Um dia, a mãe teve de viajar para acompanhar o outro filho em uma consulta médica. Era feriado na cidade, e a sobrinha, que passava as manhãs na escola, ficou em casa nesse dia. De certa forma, ficou tranquila, pois o padrasto havia dito à mãe dela que teria de trabalhar mesmo sendo dia de folga, pois todos os contratados para a obra na qual era pedreiro tinham sido convocados a adiantar o serviço.
De fato, ele saiu pela manhã, mas, cerca de meia hora depois, voltou e ainda a encontrou dormindo. Foi aí que ele cometeu o estupro, ato que se repetiria ao longo de três tormentosos anos, sob a ameaça de que, se contasse algo, daria um fim à mãe e ao irmão dela. Em seu coração adolescente, disputavam espaço culpa – sentia que estava traindo a mãe –, vergonha e medo. Fazia tudo para que a mãe não percebesse nada. Não queria trazer tristeza a ela.
Um dia, a avó dela sofreu um derrame. Como passou a necessitar de companhia constante, propôs que ela, neta, fosse morar com ela. Ela aceitou imediatamente. Seria sua oportunidade de se libertar do suplício que era ter seu corpo violado por aquele homem asqueroso. Depois disso, ela nunca mais voltou a viver com a mãe, que faleceu logo depois que se casou.
Talvez a dor do luto tenha sido o gatilho das suas crises de pânico e das dores no peito, que a faziam ser internada. Não sabe precisar isso. O que importa é que, ao tomar consciência do mal que lhe tinha sido feito, e já não tendo de se preocupar em não ferir a mãe, agora falecida, contou tudo para o marido e para o irmão dela. Eles apoiaram sua decisão de denunciar o padrasto. Embora já se tivessem passado quase 20 anos do cometimento do crime, ainda seria possível puni-lo. Comento: “ Sim, em estupro de vulnerável, não se considera a data em que o fato ocorreu, mas, sim, a data em que a vítima completa 18 anos.” Continuando, ela me conta que o padrasto da sobrinha foi condenado e preso.
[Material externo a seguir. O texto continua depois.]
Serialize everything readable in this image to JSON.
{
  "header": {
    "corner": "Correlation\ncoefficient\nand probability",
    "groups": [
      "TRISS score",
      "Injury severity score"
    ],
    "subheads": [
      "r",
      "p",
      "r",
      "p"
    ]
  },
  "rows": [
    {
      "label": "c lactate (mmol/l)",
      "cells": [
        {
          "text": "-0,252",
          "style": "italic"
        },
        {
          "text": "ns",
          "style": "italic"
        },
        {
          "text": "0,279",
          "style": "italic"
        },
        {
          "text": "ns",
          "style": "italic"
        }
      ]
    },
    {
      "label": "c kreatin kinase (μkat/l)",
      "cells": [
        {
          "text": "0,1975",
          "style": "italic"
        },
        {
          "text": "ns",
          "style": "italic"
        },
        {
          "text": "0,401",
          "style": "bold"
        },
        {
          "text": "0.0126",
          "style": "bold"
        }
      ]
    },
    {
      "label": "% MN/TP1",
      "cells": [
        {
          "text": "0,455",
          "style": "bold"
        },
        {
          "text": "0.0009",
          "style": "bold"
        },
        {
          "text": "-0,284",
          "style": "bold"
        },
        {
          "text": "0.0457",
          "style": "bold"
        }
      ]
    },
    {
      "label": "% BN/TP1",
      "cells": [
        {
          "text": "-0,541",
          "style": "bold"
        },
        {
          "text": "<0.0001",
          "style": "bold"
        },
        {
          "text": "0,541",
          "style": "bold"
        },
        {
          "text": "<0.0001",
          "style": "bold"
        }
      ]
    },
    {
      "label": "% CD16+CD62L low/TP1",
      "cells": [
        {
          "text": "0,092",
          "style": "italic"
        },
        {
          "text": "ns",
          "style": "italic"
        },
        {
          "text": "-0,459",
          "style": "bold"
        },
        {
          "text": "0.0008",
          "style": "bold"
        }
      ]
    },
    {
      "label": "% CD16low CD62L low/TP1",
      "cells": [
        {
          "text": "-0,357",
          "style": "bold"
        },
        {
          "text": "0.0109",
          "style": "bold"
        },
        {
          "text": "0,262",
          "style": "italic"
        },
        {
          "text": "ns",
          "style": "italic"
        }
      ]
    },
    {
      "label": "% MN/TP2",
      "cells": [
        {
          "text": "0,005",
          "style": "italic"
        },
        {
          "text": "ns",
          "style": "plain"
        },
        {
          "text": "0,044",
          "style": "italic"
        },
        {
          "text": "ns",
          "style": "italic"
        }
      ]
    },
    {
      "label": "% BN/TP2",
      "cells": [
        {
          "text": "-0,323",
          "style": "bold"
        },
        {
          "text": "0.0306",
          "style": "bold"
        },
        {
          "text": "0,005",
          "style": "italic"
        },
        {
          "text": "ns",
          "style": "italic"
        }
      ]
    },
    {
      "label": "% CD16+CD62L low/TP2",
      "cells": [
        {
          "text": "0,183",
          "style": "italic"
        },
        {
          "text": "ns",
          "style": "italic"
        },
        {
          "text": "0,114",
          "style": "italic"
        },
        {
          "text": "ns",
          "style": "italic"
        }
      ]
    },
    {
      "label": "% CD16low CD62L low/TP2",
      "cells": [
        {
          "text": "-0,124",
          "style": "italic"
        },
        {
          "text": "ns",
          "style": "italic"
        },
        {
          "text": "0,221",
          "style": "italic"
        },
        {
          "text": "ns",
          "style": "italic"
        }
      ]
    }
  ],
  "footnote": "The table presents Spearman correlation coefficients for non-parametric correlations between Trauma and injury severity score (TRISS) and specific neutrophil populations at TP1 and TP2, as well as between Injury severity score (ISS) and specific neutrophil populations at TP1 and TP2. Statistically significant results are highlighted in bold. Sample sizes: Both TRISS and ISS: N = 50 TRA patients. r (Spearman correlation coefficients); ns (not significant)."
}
Tendo a condenação como prova, a sobrinha ajuizou também uma ação requerendo que ele fosse condenado a lhe pagar indenização por dano moral, mas o primeiro Juízo negou. Fundamentou-se no fato de que ela teria de ter pedido a indenização no máximo três anos após seu aniversário de 18 anos. O advogado dela recorreu ao Tribunal de Justiça, que decidiu pela condenação dele.
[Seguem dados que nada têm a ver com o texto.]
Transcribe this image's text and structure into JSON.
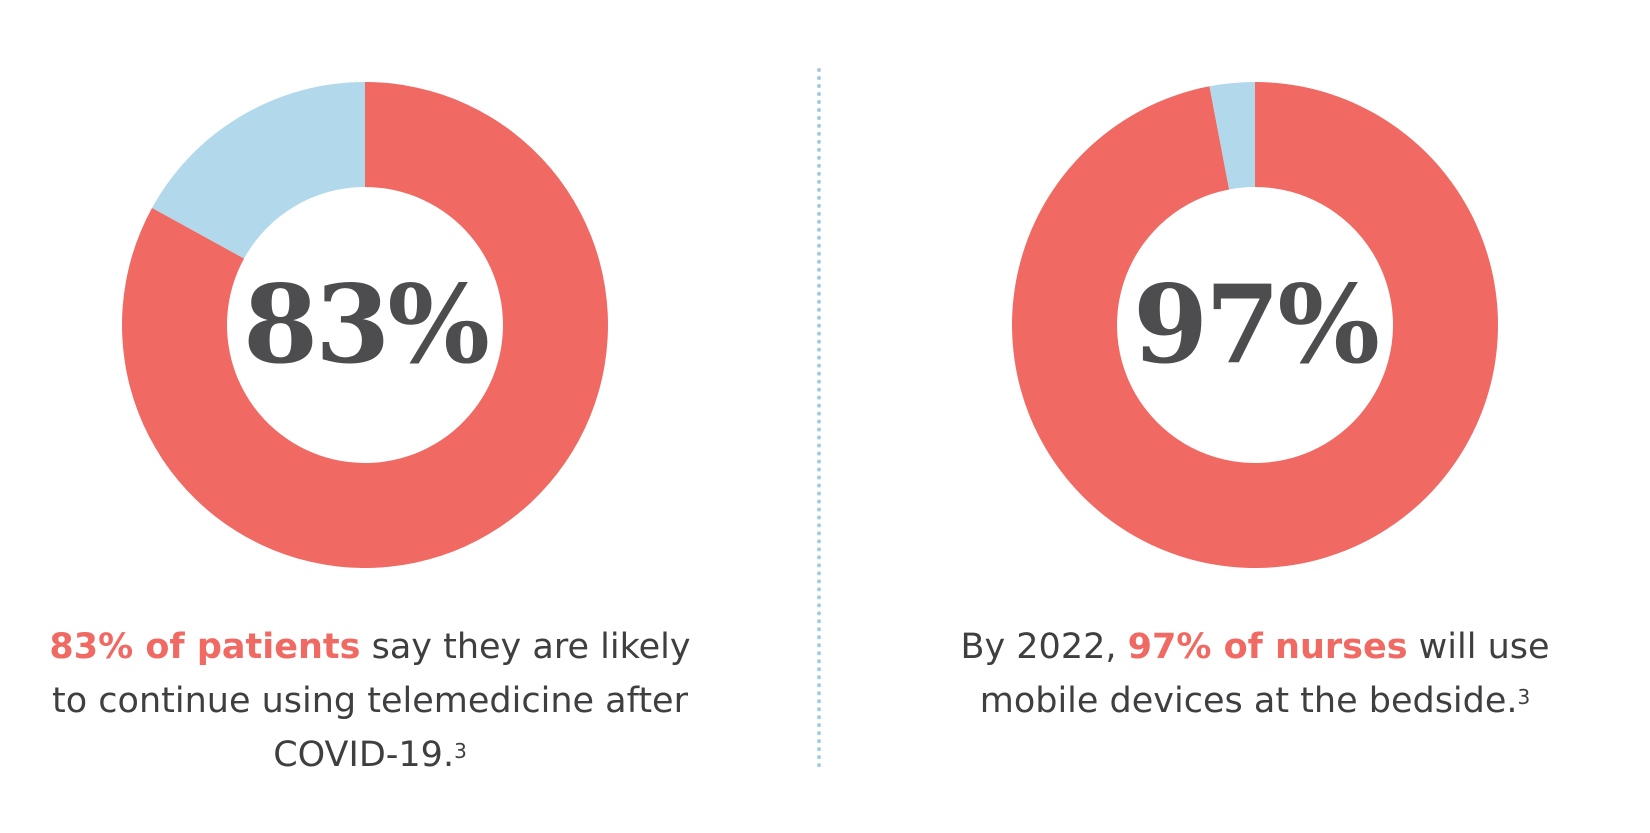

O Tribunal levou em conta a complexidade do caso, que envolvia violência sexual contra uma adolescente. Entendeu que não seria razoável, diante das circunstâncias vividas pela sobrinha dela, exigir que, aos 21 anos, ela já tivesse plena consciência de todo o mal que lhe fora causado. Somente aos 30 anos, vieram à tona os problemas psicológicos decorrentes dos abusos sexuais que ela sofreu. No momento em que ela tomou consciência da extensão do mal, é que pôde acionar a Justiça pedindo reparação, por isso o Tribunal determinou que essa deveria ser a data inicial da contagem do tempo para ela requerer seu direito.
Fico ali ainda um tempo, depois que ela sai. Que história triste! Infelizmente, não é incomum. Agressores de crianças e adolescentes estão por aí – a maioria dentro do lar –, deixando seu legado de dor. Que sejam denunciados e punidos – é o que se espera.